O ponto forte do estudo deve-se ao fato de ser pioneiro no estado do Ceará e no país, com realização de pesquisa e coleta de dados de 830 pacientes com DRCT: 48% dos pacientes do município, para identificar as causas da doença renal crônica dos pacientes em diálise, com base na melhor evidência disponível.
Estabelecer o diagnóstico da doença primária renal baseado em critérios clínicos é difícil, mesmo com a avaliação sistemática e cuidadosa da existência de evidências, principalmente com relação à hipertensão arterial essencial como causa de DRCT. A síndrome clínica “nefropatia hipertensiva” continua sendo uma entidade mal-definida. A relação entre hipertensão moderada, nefroesclerose e DRCT permanece não esclarecida, apesar das pesquisas clínicas e experimentais que vêm sendo realizadas. A resposta poderia incluir viés de classificação, fatores ambientais, bem como predisposição genética.
A causa mais frequente de DRCT encontrada no estudo foi diabetes. A hipertensão primária como causa de DRCT foi superestimada. Sugere-se que o diagnóstico da causa primária de DRCT seja embasado em critérios padronizados, que devem ser revistos e atualizados periodicamente nas unidades de diálise, e informados às Secretarias Estaduais de Saúde.

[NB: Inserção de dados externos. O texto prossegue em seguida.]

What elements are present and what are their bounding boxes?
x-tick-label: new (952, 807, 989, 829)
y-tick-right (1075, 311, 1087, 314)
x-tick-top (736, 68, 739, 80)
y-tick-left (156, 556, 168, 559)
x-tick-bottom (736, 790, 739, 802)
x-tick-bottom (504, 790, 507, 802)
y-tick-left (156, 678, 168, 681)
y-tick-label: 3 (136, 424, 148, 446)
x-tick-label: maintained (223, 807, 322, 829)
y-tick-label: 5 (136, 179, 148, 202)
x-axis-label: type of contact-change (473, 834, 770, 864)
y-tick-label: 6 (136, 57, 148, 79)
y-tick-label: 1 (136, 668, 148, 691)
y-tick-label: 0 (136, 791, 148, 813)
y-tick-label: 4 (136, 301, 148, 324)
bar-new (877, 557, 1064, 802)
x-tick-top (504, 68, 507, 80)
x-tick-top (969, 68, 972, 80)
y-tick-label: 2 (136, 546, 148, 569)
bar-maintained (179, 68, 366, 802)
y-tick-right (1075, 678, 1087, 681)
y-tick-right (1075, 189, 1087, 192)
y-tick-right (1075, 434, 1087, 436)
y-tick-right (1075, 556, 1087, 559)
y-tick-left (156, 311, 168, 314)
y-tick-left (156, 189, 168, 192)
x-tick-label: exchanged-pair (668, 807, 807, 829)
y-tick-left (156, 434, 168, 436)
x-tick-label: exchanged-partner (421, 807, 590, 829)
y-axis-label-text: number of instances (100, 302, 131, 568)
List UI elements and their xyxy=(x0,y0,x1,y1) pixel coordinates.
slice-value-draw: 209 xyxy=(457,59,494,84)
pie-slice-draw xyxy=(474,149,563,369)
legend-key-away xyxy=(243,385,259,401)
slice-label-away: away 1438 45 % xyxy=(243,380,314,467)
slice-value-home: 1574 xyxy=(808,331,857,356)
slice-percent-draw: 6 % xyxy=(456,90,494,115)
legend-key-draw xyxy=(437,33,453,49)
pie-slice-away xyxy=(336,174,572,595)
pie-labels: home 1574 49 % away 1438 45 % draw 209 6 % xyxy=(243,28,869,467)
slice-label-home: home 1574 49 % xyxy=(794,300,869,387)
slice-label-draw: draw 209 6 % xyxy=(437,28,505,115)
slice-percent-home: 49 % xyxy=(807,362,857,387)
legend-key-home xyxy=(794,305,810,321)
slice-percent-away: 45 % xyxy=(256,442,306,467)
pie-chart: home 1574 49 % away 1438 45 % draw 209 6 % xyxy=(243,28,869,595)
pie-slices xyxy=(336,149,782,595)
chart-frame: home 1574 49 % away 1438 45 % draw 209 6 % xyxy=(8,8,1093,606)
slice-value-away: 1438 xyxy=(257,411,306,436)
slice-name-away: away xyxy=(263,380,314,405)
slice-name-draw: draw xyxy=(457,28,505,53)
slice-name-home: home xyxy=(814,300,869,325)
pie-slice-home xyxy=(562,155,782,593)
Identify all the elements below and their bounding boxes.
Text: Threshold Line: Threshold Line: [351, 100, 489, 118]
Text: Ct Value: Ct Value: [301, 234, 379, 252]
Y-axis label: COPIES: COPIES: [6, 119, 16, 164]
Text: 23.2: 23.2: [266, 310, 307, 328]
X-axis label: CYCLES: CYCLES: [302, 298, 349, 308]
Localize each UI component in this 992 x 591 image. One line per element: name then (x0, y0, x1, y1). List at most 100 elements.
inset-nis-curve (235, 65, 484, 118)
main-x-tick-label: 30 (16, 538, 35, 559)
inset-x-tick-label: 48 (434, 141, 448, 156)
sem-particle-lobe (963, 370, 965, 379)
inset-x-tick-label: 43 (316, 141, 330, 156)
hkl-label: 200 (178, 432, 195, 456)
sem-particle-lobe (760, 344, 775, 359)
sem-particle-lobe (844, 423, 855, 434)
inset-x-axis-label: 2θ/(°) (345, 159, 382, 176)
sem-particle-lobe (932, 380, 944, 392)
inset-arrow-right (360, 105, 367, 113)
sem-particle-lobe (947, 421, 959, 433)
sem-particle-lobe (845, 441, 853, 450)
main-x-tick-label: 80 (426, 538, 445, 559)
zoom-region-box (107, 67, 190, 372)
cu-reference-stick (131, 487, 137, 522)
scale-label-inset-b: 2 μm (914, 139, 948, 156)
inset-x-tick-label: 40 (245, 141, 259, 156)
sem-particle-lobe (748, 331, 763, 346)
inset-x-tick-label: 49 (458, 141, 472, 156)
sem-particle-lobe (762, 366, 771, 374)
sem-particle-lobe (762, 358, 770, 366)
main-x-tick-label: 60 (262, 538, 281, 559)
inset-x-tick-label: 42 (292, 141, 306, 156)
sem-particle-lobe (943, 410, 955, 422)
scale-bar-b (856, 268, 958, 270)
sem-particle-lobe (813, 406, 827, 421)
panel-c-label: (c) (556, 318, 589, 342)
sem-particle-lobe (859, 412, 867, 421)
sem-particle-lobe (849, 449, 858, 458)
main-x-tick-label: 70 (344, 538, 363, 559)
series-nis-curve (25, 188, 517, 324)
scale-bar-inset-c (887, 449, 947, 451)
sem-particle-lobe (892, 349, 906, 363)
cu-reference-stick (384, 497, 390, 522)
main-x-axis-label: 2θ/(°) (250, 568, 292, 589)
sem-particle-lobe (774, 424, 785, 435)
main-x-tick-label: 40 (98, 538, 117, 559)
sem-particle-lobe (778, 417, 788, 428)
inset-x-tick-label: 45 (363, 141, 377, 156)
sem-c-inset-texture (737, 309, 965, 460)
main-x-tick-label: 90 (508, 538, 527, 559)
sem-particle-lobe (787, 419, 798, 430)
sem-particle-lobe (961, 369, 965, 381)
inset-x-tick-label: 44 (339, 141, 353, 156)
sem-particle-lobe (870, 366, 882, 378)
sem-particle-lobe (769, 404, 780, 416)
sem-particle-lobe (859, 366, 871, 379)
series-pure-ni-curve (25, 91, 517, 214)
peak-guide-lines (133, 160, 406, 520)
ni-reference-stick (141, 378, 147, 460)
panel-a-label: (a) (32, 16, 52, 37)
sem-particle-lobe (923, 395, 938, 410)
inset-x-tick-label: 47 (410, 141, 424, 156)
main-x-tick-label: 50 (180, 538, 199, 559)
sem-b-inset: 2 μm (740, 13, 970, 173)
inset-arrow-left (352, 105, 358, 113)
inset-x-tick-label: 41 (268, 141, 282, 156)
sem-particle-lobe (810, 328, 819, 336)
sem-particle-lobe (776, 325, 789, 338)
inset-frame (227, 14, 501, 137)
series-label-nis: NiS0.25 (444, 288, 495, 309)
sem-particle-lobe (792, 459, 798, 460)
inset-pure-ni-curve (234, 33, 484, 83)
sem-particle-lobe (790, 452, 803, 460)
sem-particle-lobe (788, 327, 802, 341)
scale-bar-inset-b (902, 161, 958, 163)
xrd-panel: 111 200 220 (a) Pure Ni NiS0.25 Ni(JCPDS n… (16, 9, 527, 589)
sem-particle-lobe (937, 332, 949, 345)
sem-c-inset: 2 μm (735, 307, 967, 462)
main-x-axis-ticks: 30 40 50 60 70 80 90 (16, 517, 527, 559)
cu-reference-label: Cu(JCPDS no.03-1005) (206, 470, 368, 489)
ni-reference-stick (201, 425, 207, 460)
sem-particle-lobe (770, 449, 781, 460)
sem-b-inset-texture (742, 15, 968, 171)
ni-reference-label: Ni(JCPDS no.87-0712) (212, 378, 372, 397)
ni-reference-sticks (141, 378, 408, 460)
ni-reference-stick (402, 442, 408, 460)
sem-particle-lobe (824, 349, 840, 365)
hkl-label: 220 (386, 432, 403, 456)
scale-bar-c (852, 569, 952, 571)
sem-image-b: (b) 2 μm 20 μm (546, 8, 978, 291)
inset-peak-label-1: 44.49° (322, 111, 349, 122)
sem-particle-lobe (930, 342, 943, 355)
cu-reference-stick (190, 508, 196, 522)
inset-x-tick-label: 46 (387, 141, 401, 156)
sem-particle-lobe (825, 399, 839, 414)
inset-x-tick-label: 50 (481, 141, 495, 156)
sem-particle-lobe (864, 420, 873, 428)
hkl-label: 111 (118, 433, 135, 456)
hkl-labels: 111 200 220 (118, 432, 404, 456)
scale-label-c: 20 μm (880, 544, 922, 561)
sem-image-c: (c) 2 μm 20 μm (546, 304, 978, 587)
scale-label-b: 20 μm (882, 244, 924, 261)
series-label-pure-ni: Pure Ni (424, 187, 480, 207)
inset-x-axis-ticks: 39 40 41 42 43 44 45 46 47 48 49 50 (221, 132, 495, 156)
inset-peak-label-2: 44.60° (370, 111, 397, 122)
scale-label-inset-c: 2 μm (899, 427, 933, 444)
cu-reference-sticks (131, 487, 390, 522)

Observou-se que 69,1% dos pacientes iniciaram diálise de urgência, o que demonstra a dificuldade de fazer um diagnóstico da doença de base, visto que a doença já estava em estágio avançado, além da dificuldade de acesso aos serviços de saúde pela população.
Vê-se a importância da continuidade ao longo do tempo do preenchimento do Censo Brasileiro, que deveria ser obrigatório, dada a riqueza de informações e contribuição para o desenvolvimento dos registos nacionais, pois permitiria comparações entre diferentes estados e com outros registros regionais, além de facilitar a análise de tendências na DRC em TRS no país.
Em um contexto de aumento de prevalência e incidência da DRC no Brasil, tornam-se muito relevantes as pesquisas epidemiológicas que investigam aspectos ligados à prevenção e ao tratamento da DRC. O conhecimento dos diagnósticos de base da DRC é importante do ponto de vista das políticas públicas para as populações de risco, a fim de diagnosticar, promover estratégias de prevenção e protelar o desenvolvimento da DRC.